# Vectors

• Dec 11th 2009, 01:16 PM
storyman
Vectors
Describe geometrically the set of all points in the plane with coordinates of the form m(0,1) + n(1,1), where m and n are integers
• Dec 11th 2009, 02:26 PM
Unenlightened
Well (0,1) and (1,1) form a basis for the entire plane, don't they?
You can describe any point in the two-dimensional plane using a linear combination of (0,1) and (1,1). eg. If you want to describe the point (16,7) using m(0,1) and n(1,1), you can let n = 16 and m = -9. Then adding the two you get -9*(0,1) + 16(1,1) = (0,-9)+(16,16) = (16,7).
You can form any (x,y) in the plane using appropriate m and n. So the set of points is the entire 2-dimensional plane... I hope that helps somewhat...
• Dec 11th 2009, 03:38 PM
Plato
Quote:

Originally Posted by Unenlightened
You can form any (x,y) in the plane using appropriate m and n.

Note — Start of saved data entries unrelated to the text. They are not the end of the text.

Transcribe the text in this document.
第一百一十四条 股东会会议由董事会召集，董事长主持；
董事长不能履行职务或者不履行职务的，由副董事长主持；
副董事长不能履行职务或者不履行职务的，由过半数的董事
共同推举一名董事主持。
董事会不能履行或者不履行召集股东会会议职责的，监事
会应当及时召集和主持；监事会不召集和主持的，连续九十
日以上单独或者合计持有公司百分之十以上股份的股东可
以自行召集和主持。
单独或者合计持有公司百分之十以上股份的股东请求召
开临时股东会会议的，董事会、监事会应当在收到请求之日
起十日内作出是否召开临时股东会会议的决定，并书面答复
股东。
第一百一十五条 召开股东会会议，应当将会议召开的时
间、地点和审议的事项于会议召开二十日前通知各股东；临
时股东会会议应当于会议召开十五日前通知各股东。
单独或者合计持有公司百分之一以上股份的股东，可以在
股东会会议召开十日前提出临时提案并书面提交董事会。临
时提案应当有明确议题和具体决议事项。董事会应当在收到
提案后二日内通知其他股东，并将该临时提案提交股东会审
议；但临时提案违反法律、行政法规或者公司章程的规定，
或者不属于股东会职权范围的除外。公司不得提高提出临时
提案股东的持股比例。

So the set of points is the entire 2-dimensional plane... I hope that helps somewhat...

Well that does not answer the original question. Look at the question.
Quote:

Originally Posted by storyman
Describe geometrically the set of all points in the plane with coordinates of the form m(0,1) + n(1,1), where m and n are integers

Now your reading may be the intended one. But it is not that stated one.
So the requested set is the set of lattice points in the plane that look like $\{(n,m+n):\{m,n\}\subset \mathbb{Z}\}$.